The "logicals" attribute contains the names of logical columns; this attribute should consist of character values.

List and Custom Class Representation

Lists are stored as HDF5 groups. Each entry in a list must be named; the names serve as the names of datasets and groups within the list group. List values are stored as HDF5 datasets or groups, depending on their R object type. For example, a list within a list would be stored as a group within the first group.

#> $a
#> [1] 1 2 3
#> 
#> $b
#> $b$b1
#> [1] "hello"
#> 
#> $b$b2
#> [1] "tomato" "potato"
#> Class: H5Group
#> Filename: /tmp/RtmpGhTXje/file2fc262fdf9e.h5
#> Group: /list
#> Attributes: names
#> Listing:
#>  name    obj_type dataset.dims dataset.type_class
#>     a H5I_DATASET            3        H5T_INTEGER
#>     b   H5I_GROUP         <NA>               <NA>
#> Class: H5Group
#> Filename: /tmp/RtmpGhTXje/file2fc262fdf9e.h5
#> Group: /list/b
#> Attributes: names
#> Listing:
#>  name    obj_type dataset.dims dataset.type_class
#>    b1 H5I_DATASET            1         H5T_STRING
#>    b2 H5I_DATASET            2         H5T_STRING

Custom classes are stored as lists with a special HDF5 attribute. S3 classes are stored with the attribute "s3class", which has a value equal to the class of the object. This attribute is a variable-length character value.

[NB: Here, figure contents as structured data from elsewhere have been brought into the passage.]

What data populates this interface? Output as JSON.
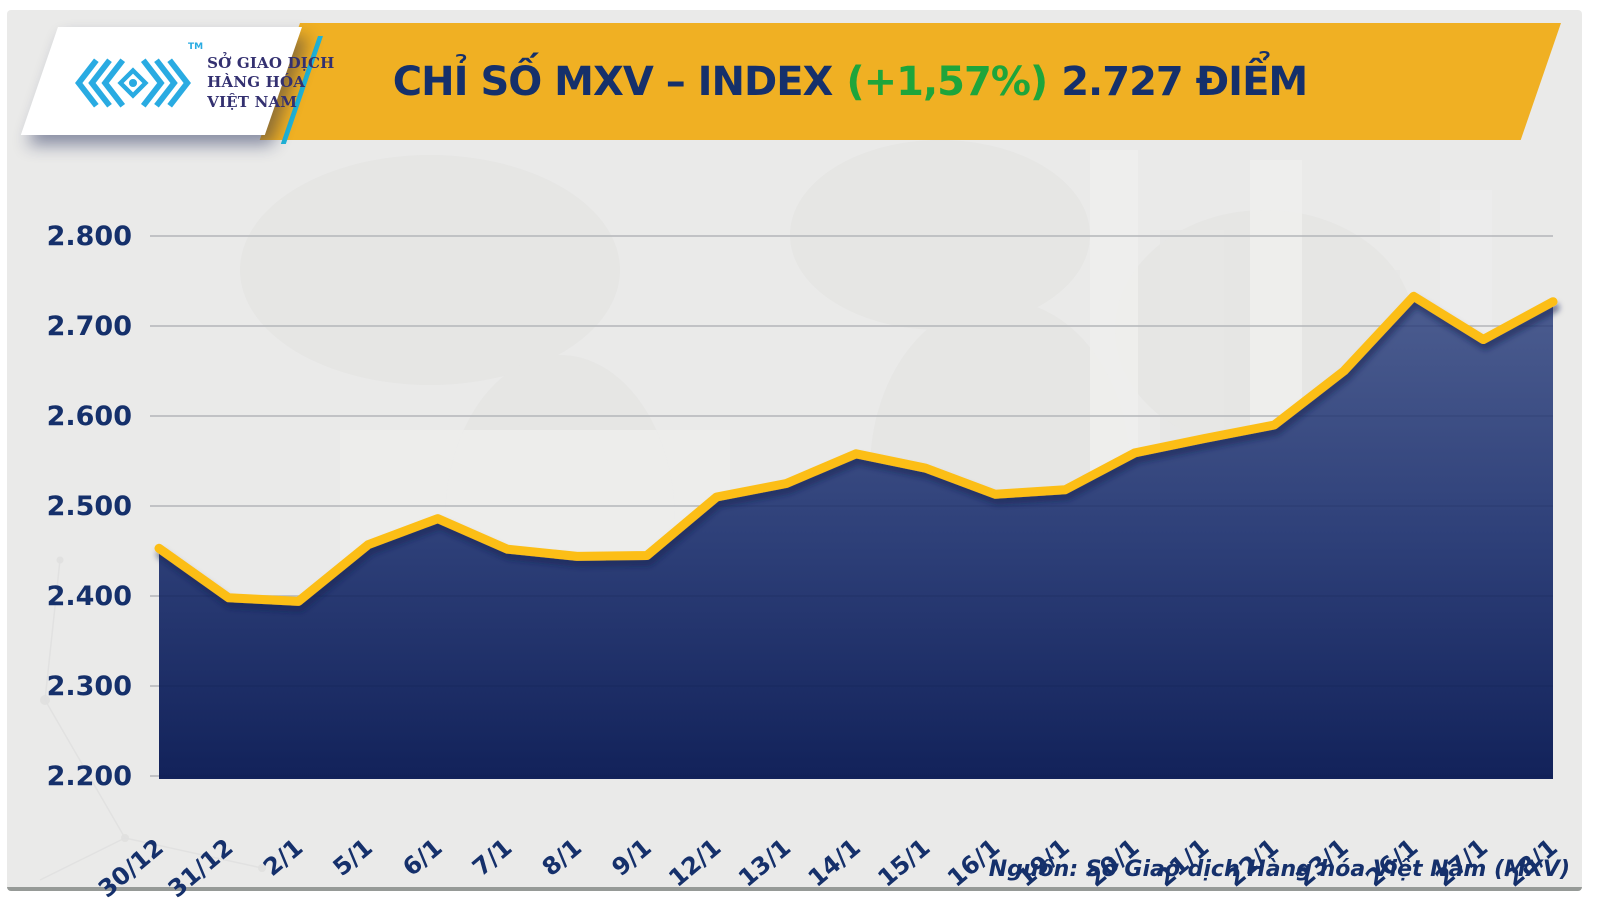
{
  "header": {
    "logo": {
      "line1": "SỞ GIAO DỊCH",
      "line2": "HÀNG HÓA",
      "line3": "VIỆT NAM",
      "tm": "TM"
    },
    "title_main": "CHỈ SỐ MXV – INDEX",
    "title_change": "(+1,57%)",
    "title_value": "2.727 ĐIỂM"
  },
  "chart_data": {
    "type": "area",
    "title": "CHỈ SỐ MXV – INDEX (+1,57%) 2.727 ĐIỂM",
    "categories": [
      "30/12",
      "31/12",
      "2/1",
      "5/1",
      "6/1",
      "7/1",
      "8/1",
      "9/1",
      "12/1",
      "13/1",
      "14/1",
      "15/1",
      "16/1",
      "19/1",
      "20/1",
      "21/1",
      "22/1",
      "23/1",
      "26/1",
      "27/1",
      "28/1"
    ],
    "values": [
      2453,
      2398,
      2394,
      2457,
      2486,
      2452,
      2444,
      2445,
      2510,
      2525,
      2558,
      2542,
      2513,
      2518,
      2559,
      2575,
      2590,
      2650,
      2733,
      2685,
      2727
    ],
    "xlabel": "",
    "ylabel": "",
    "ylim": [
      2200,
      2800
    ],
    "ytick_step": 100,
    "ytick_labels": [
      "2.200",
      "2.300",
      "2.400",
      "2.500",
      "2.600",
      "2.700",
      "2.800"
    ],
    "grid": "horizontal",
    "legend": "none",
    "last_value_label": "2.727",
    "change_percent_label": "+1,57%"
  },
  "footer": {
    "source": "Nguồn: Sở Giao dịch Hàng hóa Việt Nam (MXV)"
  },
  "colors": {
    "banner_yellow": "#F0B023",
    "line_yellow": "#FCBE14",
    "navy_text": "#15306B",
    "green_change": "#1EA53B",
    "area_top": "#4C5D90",
    "area_bottom": "#12225A",
    "panel_background": "#EAEAE9",
    "gridline": "#CDCDCC",
    "logo_cyan": "#29ABE2",
    "logo_navy": "#333070",
    "slash_cyan": "#1FB4D8"
  }
}
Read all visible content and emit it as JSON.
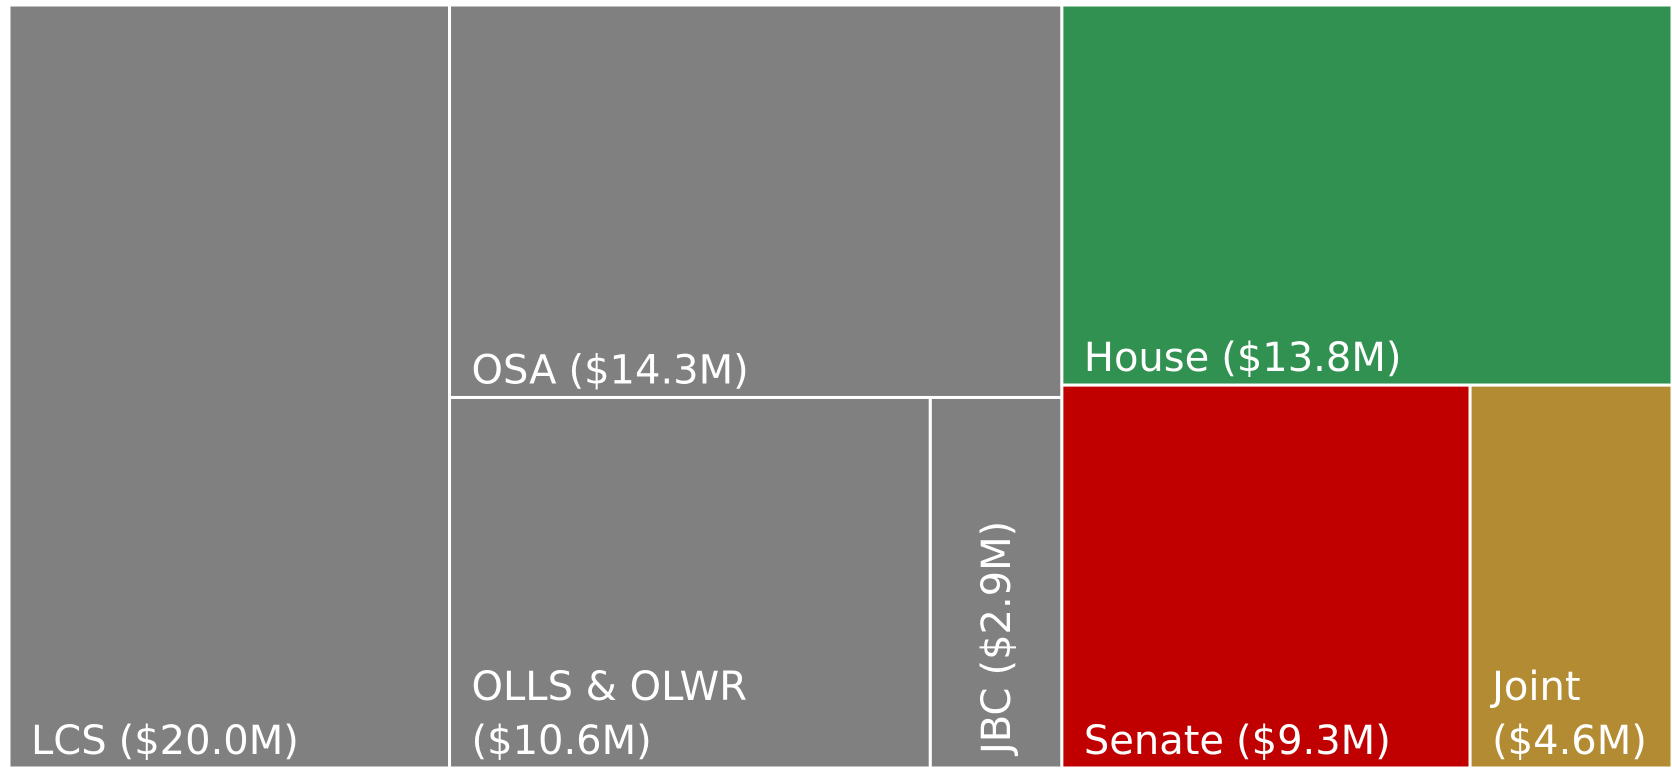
{
  "chart_data": {
    "type": "treemap",
    "categories": [
      "LCS",
      "OSA",
      "OLLS & OLWR",
      "JBC",
      "House",
      "Senate",
      "Joint"
    ],
    "values": [
      20.0,
      14.3,
      10.6,
      2.9,
      13.8,
      9.3,
      4.6
    ],
    "value_labels": [
      "($20.0M)",
      "($14.3M)",
      "($10.6M)",
      "($2.9M)",
      "($13.8M)",
      "($9.3M)",
      "($4.6M)"
    ],
    "colors": [
      "#808080",
      "#808080",
      "#808080",
      "#808080",
      "#319150",
      "#c00000",
      "#b38b33"
    ]
  }
}
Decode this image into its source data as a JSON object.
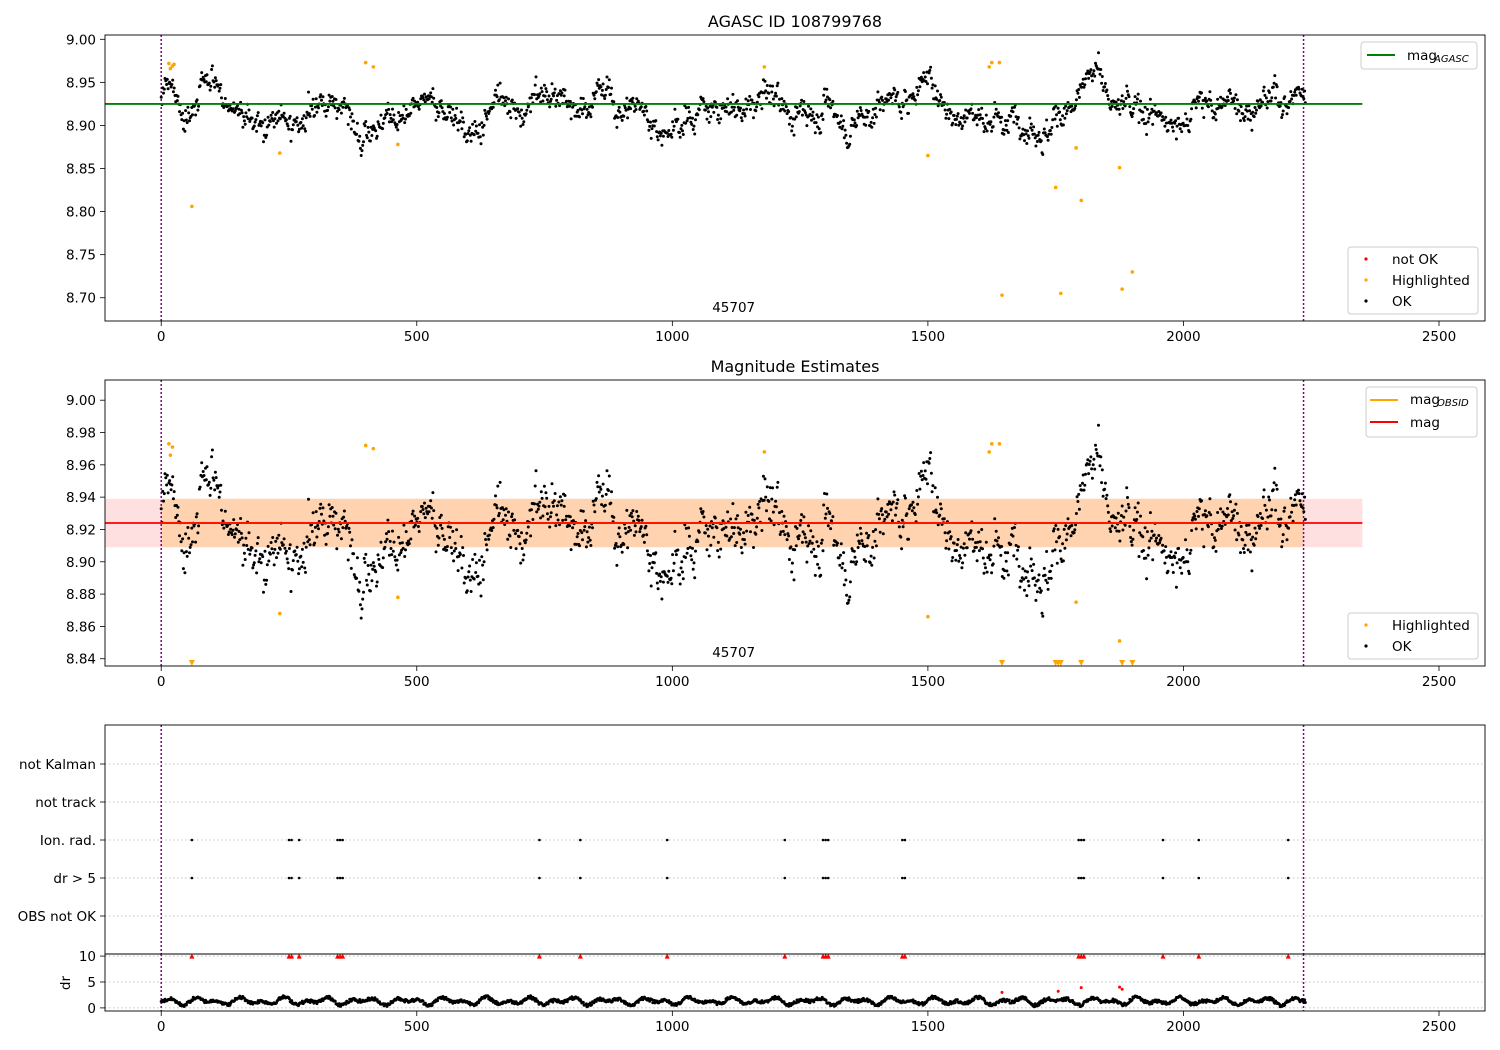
{
  "chart_data": [
    {
      "type": "scatter",
      "title": "AGASC ID 108799768",
      "xlim": [
        -110,
        2590
      ],
      "ylim": [
        8.673,
        9.005
      ],
      "x_ticks": [
        0,
        500,
        1000,
        1500,
        2000,
        2500
      ],
      "x_tick_labels": [
        "0",
        "500",
        "1000",
        "1500",
        "2000",
        "2500"
      ],
      "y_ticks": [
        8.7,
        8.75,
        8.8,
        8.85,
        8.9,
        8.95,
        9.0
      ],
      "y_tick_labels": [
        "8.70",
        "8.75",
        "8.80",
        "8.85",
        "8.90",
        "8.95",
        "9.00"
      ],
      "vlines": [
        0,
        2235
      ],
      "obsid_annotation": {
        "x": 1120,
        "text": "45707"
      },
      "mag_agasc": 8.925,
      "line_x_range": [
        -110,
        2350
      ],
      "legend_lines": [
        {
          "label": "mag",
          "sub": "AGASC",
          "color": "#008000"
        }
      ],
      "legend_points": [
        {
          "label": "not OK",
          "color": "#ff0000"
        },
        {
          "label": "Highlighted",
          "color": "#ffa500"
        },
        {
          "label": "OK",
          "color": "#000000"
        }
      ],
      "highlighted_points": [
        [
          15,
          8.972
        ],
        [
          18,
          8.966
        ],
        [
          22,
          8.969
        ],
        [
          25,
          8.971
        ],
        [
          60,
          8.806
        ],
        [
          232,
          8.868
        ],
        [
          400,
          8.973
        ],
        [
          415,
          8.968
        ],
        [
          463,
          8.878
        ],
        [
          1180,
          8.968
        ],
        [
          1500,
          8.865
        ],
        [
          1620,
          8.968
        ],
        [
          1625,
          8.973
        ],
        [
          1640,
          8.973
        ],
        [
          1645,
          8.703
        ],
        [
          1750,
          8.828
        ],
        [
          1760,
          8.705
        ],
        [
          1790,
          8.874
        ],
        [
          1800,
          8.813
        ],
        [
          1875,
          8.851
        ],
        [
          1880,
          8.71
        ],
        [
          1900,
          8.73
        ]
      ],
      "not_ok_points": []
    },
    {
      "type": "scatter",
      "title": "Magnitude Estimates",
      "xlim": [
        -110,
        2590
      ],
      "ylim": [
        8.8355,
        9.0125
      ],
      "x_ticks": [
        0,
        500,
        1000,
        1500,
        2000,
        2500
      ],
      "x_tick_labels": [
        "0",
        "500",
        "1000",
        "1500",
        "2000",
        "2500"
      ],
      "y_ticks": [
        8.84,
        8.86,
        8.88,
        8.9,
        8.92,
        8.94,
        8.96,
        8.98,
        9.0
      ],
      "y_tick_labels": [
        "8.84",
        "8.86",
        "8.88",
        "8.90",
        "8.92",
        "8.94",
        "8.96",
        "8.98",
        "9.00"
      ],
      "vlines": [
        0,
        2235
      ],
      "obsid_annotation": {
        "x": 1120,
        "text": "45707"
      },
      "mag": 8.924,
      "mag_band": [
        8.909,
        8.939
      ],
      "line_x_range": [
        -110,
        2350
      ],
      "obs_band_x_range": [
        0,
        2235
      ],
      "legend_lines": [
        {
          "label": "mag",
          "sub": "OBSID",
          "color": "#ffa500"
        },
        {
          "label": "mag",
          "sub": "",
          "color": "#ff0000"
        }
      ],
      "legend_points": [
        {
          "label": "Highlighted",
          "color": "#ffa500"
        },
        {
          "label": "OK",
          "color": "#000000"
        }
      ],
      "highlighted_points": [
        [
          15,
          8.973
        ],
        [
          18,
          8.966
        ],
        [
          22,
          8.971
        ],
        [
          232,
          8.868
        ],
        [
          400,
          8.972
        ],
        [
          415,
          8.97
        ],
        [
          463,
          8.878
        ],
        [
          1180,
          8.968
        ],
        [
          1500,
          8.866
        ],
        [
          1620,
          8.968
        ],
        [
          1625,
          8.973
        ],
        [
          1640,
          8.973
        ],
        [
          1790,
          8.875
        ],
        [
          1875,
          8.851
        ]
      ],
      "below_limit_markers": [
        60,
        1645,
        1750,
        1755,
        1760,
        1800,
        1880,
        1900
      ]
    },
    {
      "type": "scatter",
      "title": "",
      "xlim": [
        -110,
        2590
      ],
      "categories": [
        "not Kalman",
        "not track",
        "Ion. rad.",
        "dr > 5",
        "OBS not OK"
      ],
      "vlines": [
        0,
        2235
      ],
      "flag_x": [
        60,
        250,
        255,
        270,
        345,
        350,
        355,
        740,
        820,
        990,
        1220,
        1295,
        1300,
        1305,
        1450,
        1455,
        1795,
        1800,
        1805,
        1960,
        2030,
        2205
      ],
      "flags": {
        "not Kalman": false,
        "not track": false,
        "Ion. rad.": true,
        "dr > 5": true,
        "OBS not OK": false
      }
    },
    {
      "type": "scatter",
      "title": "",
      "ylabel": "dr",
      "xlim": [
        -110,
        2590
      ],
      "ylim": [
        -0.6,
        10.4
      ],
      "x_ticks": [
        0,
        500,
        1000,
        1500,
        2000,
        2500
      ],
      "x_tick_labels": [
        "0",
        "500",
        "1000",
        "1500",
        "2000",
        "2500"
      ],
      "y_ticks": [
        0,
        5,
        10
      ],
      "y_tick_labels": [
        "0",
        "5",
        "10"
      ],
      "vlines": [
        0,
        2235
      ],
      "capped_value": 10,
      "capped_x": [
        60,
        250,
        255,
        270,
        345,
        350,
        355,
        740,
        820,
        990,
        1220,
        1295,
        1300,
        1305,
        1450,
        1455,
        1795,
        1800,
        1805,
        1960,
        2030,
        2205
      ],
      "red_points": [
        [
          1645,
          3.0
        ],
        [
          1755,
          3.2
        ],
        [
          1800,
          3.9
        ],
        [
          1875,
          4.0
        ],
        [
          1880,
          3.6
        ]
      ]
    }
  ]
}
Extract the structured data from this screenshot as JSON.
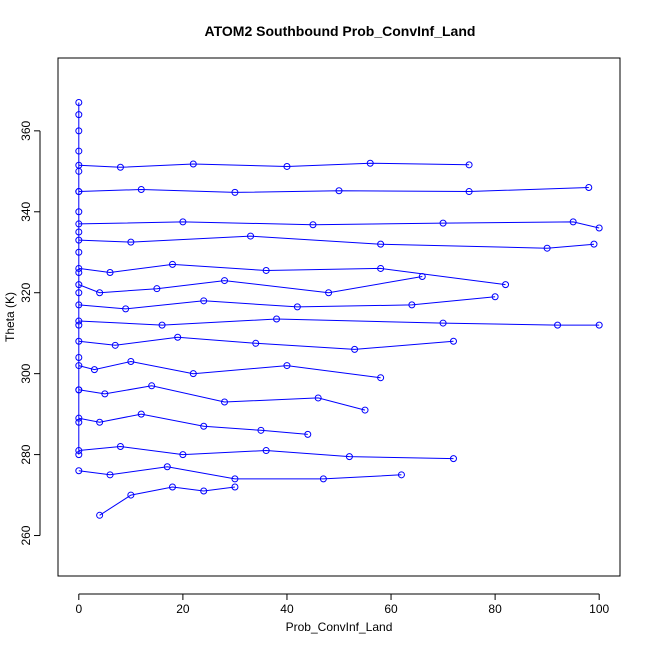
{
  "chart_data": {
    "type": "line",
    "title": "ATOM2 Southbound Prob_ConvInf_Land",
    "xlabel": "Prob_ConvInf_Land",
    "ylabel": "Theta (K)",
    "xlim": [
      -4,
      104
    ],
    "ylim": [
      250,
      378
    ],
    "xticks": [
      0,
      20,
      40,
      60,
      80,
      100
    ],
    "yticks": [
      260,
      280,
      300,
      320,
      340,
      360
    ],
    "marker": "open-circle",
    "grid": false,
    "legend": "none",
    "color": "#0000ff",
    "note_series": "overplotted profile traces; representative sample of plotted points",
    "series": [
      {
        "x": [
          0,
          0,
          0,
          0,
          0,
          0,
          0,
          0,
          0,
          0,
          0,
          0,
          0,
          0,
          0,
          0
        ],
        "y": [
          367,
          364,
          360,
          355,
          350,
          345,
          340,
          335,
          330,
          325,
          320,
          312,
          304,
          296,
          288,
          280
        ]
      },
      {
        "x": [
          0,
          8,
          22,
          40,
          56,
          75
        ],
        "y": [
          351.5,
          351,
          351.8,
          351.2,
          352,
          351.6
        ]
      },
      {
        "x": [
          0,
          12,
          30,
          50,
          75,
          98
        ],
        "y": [
          345,
          345.5,
          344.8,
          345.2,
          345,
          346
        ]
      },
      {
        "x": [
          0,
          20,
          45,
          70,
          95,
          100
        ],
        "y": [
          337,
          337.5,
          336.8,
          337.2,
          337.5,
          336
        ]
      },
      {
        "x": [
          0,
          10,
          33,
          58,
          90,
          99
        ],
        "y": [
          333,
          332.5,
          334,
          332,
          331,
          332
        ]
      },
      {
        "x": [
          0,
          6,
          18,
          36,
          58,
          82
        ],
        "y": [
          326,
          325,
          327,
          325.5,
          326,
          322
        ]
      },
      {
        "x": [
          0,
          4,
          15,
          28,
          48,
          66
        ],
        "y": [
          322,
          320,
          321,
          323,
          320,
          324
        ]
      },
      {
        "x": [
          0,
          9,
          24,
          42,
          64,
          80
        ],
        "y": [
          317,
          316,
          318,
          316.5,
          317,
          319
        ]
      },
      {
        "x": [
          0,
          16,
          38,
          70,
          92,
          100
        ],
        "y": [
          313,
          312,
          313.5,
          312.5,
          312,
          312
        ]
      },
      {
        "x": [
          0,
          7,
          19,
          34,
          53,
          72
        ],
        "y": [
          308,
          307,
          309,
          307.5,
          306,
          308
        ]
      },
      {
        "x": [
          0,
          3,
          10,
          22,
          40,
          58
        ],
        "y": [
          302,
          301,
          303,
          300,
          302,
          299
        ]
      },
      {
        "x": [
          0,
          5,
          14,
          28,
          46,
          55
        ],
        "y": [
          296,
          295,
          297,
          293,
          294,
          291
        ]
      },
      {
        "x": [
          0,
          4,
          12,
          24,
          35,
          44
        ],
        "y": [
          289,
          288,
          290,
          287,
          286,
          285
        ]
      },
      {
        "x": [
          0,
          8,
          20,
          36,
          52,
          72
        ],
        "y": [
          281,
          282,
          280,
          281,
          279.5,
          279
        ]
      },
      {
        "x": [
          0,
          6,
          17,
          30,
          47,
          62
        ],
        "y": [
          276,
          275,
          277,
          274,
          274,
          275
        ]
      },
      {
        "x": [
          4,
          10,
          18,
          24,
          30
        ],
        "y": [
          265,
          270,
          272,
          271,
          272
        ]
      }
    ]
  }
}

Custom S4 classes are also stored as lists where each entry is a slot in the S4 class. S4 class groups have an attribute named "s4class"; this attribute should be a single-length character storing the name of the class and the package that defines the class in the form of package:class (eg. Signac:ChromatinAssay); custom S4 classes defined in the Seurat package can be named with just the class of the object.